We started with The Rotter, a refreshing mix of d’Yquem Sauternes 2 (a non-vintage wine that is apparently not commercially available), lime, mint and ice that was actually a great accompaniment for the first two dishes, Burrata, Romesco and grelot onion, which was absolutely delicious and some of the best burrata that I have eaten in a while, and Gazpacho with smoked eel with heirloom tomatoes and drops of chervil oil. This was stunning, so fresh and packed with flavour yet light and simple at the same time.
My eyes landed on a couple of almost ancient vintages of Nebbiolo. The producers did not ring a bell, but I knew the reputation of Northern Piemonte for longevity, even beating out Barolo so why not give it a shot? The Spanna 1967 (Gattinara) from the Berteletti brothers did not show too well at first, damp and foresty, but it opened up slowly in the glass. Structurally speaking it was a naked wine, perhaps a couple of years only past its prime but still containing substance, freshness and depth. There was something savoury dominating near the end which would have been interesting to see develop, but by then the bottle was empty!
As for matching the wine with the food, it was a miss. We had guinea fowl with truffle cream sauce but I unfortunately skipped over the cream part when pairing it with the wine. With the guinea fowl itself, a good match, with the truffle cream, not so good. On its own the food was great though, juicy meat with crunchy skin and a sauce not to overbearing, if only I had chosen the right wine to pair it with.
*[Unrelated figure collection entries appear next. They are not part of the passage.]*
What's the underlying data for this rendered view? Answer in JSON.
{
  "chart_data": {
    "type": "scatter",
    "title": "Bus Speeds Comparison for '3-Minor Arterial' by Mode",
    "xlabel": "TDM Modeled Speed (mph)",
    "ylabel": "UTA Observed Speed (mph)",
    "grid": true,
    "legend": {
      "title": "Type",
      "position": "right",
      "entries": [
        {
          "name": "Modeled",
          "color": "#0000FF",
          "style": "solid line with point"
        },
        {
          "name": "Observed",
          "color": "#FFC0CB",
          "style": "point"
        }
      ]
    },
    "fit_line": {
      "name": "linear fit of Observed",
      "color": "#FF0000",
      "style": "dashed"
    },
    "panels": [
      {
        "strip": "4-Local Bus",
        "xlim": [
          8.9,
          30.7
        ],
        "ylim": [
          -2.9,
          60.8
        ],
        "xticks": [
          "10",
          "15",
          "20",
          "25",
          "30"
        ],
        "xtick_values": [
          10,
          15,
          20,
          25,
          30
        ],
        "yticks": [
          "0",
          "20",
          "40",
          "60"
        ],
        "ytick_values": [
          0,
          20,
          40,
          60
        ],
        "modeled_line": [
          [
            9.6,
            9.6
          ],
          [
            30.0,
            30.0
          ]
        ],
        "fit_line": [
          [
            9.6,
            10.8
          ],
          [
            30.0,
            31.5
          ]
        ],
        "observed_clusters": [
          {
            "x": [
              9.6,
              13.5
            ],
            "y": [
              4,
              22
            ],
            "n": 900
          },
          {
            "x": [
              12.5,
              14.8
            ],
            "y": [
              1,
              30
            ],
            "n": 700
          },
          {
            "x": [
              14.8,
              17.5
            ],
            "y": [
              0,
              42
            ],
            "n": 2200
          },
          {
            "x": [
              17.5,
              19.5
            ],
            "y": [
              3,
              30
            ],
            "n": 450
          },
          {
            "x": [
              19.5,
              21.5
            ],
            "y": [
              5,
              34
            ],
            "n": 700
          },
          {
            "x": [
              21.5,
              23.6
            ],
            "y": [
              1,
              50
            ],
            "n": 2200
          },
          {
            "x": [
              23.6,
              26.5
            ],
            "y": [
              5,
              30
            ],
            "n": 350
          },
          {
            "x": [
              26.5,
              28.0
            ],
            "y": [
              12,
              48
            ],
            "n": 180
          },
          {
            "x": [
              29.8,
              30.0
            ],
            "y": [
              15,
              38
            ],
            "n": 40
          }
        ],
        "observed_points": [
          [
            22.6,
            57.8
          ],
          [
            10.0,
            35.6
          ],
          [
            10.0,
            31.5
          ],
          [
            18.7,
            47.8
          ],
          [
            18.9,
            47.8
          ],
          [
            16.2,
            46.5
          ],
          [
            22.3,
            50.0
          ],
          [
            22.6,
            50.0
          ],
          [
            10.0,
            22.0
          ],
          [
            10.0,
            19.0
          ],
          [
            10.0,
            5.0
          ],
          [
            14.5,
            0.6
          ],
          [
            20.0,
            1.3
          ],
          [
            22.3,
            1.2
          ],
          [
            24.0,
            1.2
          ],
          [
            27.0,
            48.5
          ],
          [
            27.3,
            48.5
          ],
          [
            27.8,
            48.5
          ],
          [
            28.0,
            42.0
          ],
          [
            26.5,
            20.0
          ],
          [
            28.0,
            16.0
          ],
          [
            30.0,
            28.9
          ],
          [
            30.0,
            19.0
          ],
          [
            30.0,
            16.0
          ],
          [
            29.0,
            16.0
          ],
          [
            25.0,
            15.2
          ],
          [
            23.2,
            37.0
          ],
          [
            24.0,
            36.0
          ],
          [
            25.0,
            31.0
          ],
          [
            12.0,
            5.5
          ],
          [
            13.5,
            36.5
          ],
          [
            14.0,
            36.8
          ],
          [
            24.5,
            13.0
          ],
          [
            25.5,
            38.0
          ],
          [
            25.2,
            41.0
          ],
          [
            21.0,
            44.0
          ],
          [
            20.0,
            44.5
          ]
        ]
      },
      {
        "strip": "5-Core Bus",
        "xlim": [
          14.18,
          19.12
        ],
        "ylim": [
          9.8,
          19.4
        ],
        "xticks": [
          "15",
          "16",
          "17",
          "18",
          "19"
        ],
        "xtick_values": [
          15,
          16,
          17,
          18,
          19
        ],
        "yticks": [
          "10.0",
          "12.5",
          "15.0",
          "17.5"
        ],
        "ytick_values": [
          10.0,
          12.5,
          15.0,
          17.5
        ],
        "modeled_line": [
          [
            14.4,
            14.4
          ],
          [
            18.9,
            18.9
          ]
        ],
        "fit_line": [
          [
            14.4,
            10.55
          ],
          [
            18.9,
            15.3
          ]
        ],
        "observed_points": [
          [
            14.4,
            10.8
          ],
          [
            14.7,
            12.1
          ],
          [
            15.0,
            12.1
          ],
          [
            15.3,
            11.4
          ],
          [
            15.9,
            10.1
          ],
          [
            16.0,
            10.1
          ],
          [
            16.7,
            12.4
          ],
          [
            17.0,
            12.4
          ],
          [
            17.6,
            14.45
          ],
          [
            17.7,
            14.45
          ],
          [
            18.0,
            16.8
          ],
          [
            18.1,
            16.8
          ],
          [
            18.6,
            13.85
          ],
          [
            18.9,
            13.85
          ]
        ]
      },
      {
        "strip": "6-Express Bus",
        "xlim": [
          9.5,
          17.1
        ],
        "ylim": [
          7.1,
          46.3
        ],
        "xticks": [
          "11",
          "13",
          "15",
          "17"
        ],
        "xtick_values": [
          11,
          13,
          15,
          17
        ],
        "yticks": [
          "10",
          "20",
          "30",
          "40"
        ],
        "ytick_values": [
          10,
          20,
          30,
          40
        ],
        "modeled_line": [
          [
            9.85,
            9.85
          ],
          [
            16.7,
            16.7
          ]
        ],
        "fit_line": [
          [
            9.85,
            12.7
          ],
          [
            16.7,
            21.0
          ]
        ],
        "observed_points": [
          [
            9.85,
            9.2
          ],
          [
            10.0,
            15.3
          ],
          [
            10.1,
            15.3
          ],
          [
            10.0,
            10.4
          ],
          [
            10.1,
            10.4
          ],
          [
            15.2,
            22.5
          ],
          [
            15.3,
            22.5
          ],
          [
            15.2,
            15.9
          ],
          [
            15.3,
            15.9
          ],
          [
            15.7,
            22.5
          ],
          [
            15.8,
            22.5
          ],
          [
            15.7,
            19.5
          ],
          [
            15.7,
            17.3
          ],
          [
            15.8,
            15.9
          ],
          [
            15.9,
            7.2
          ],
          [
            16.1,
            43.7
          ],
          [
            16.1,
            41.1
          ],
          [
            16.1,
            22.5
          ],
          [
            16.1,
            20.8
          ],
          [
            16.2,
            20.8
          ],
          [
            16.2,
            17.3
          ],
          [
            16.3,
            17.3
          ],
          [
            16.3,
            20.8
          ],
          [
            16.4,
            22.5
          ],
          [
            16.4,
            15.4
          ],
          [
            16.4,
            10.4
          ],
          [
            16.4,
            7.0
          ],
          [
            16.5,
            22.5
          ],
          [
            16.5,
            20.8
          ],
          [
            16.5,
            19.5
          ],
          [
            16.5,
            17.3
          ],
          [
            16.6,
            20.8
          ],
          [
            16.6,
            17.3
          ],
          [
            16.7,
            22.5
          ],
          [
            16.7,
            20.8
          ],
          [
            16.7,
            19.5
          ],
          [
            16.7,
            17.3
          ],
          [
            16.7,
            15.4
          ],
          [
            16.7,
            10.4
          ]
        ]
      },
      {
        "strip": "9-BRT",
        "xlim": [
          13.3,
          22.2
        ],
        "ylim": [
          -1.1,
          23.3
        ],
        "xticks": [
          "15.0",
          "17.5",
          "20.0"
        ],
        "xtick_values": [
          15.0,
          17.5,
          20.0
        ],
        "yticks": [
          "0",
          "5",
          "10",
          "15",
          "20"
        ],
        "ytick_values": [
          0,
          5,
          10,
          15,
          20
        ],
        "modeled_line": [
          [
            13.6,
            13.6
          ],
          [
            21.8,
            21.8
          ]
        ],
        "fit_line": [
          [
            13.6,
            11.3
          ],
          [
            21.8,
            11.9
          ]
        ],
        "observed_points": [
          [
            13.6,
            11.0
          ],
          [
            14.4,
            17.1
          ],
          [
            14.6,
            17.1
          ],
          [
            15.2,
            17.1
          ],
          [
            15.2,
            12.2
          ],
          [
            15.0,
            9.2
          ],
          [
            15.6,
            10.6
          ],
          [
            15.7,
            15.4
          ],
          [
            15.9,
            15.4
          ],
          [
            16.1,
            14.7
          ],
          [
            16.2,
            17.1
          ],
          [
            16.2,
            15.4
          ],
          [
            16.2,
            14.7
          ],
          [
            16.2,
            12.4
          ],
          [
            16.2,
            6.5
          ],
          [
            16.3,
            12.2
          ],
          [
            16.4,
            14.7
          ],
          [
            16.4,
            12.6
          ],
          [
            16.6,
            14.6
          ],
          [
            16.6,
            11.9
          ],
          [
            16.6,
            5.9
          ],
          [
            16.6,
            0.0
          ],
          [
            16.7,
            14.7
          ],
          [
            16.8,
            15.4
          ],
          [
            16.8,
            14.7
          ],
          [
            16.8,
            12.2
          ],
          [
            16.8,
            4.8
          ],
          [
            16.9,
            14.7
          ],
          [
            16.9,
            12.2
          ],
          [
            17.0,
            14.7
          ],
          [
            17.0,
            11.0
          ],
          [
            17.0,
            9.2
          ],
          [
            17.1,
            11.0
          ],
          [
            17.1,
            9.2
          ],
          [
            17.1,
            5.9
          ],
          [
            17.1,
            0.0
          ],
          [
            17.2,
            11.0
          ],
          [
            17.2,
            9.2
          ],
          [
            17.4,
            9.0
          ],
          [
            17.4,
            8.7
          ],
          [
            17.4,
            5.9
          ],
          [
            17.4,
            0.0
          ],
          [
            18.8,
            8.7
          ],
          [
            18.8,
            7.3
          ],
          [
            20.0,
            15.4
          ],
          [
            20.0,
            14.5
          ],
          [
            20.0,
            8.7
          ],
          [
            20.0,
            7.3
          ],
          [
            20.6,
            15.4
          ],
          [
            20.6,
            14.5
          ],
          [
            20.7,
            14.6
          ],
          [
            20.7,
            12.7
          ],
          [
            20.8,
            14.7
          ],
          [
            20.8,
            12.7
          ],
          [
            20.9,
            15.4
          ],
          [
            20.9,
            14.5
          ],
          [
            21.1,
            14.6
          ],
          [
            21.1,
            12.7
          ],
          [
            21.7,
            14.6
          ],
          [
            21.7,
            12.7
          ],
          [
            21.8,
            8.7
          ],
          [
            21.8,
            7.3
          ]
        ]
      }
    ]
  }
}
All in all, Noble Rot is not only to be visited just because you are into wine and like a fair dose of geekery, but also because it is an opportunity to experience real passion. Going through all the wines that caught my eye on the list could easily keep me entertained for years, and the food is exactly what it should be; a focus on prime ingredients, simplicity and flavour without becoming needlessly complex. The level of confidence and ease shown only a couple of months following the opening is impressive and given that there is a lot more in the pipeline when it comes to exclusive tastings or events, I will not miss an opportunity to visit again on a next visit to London.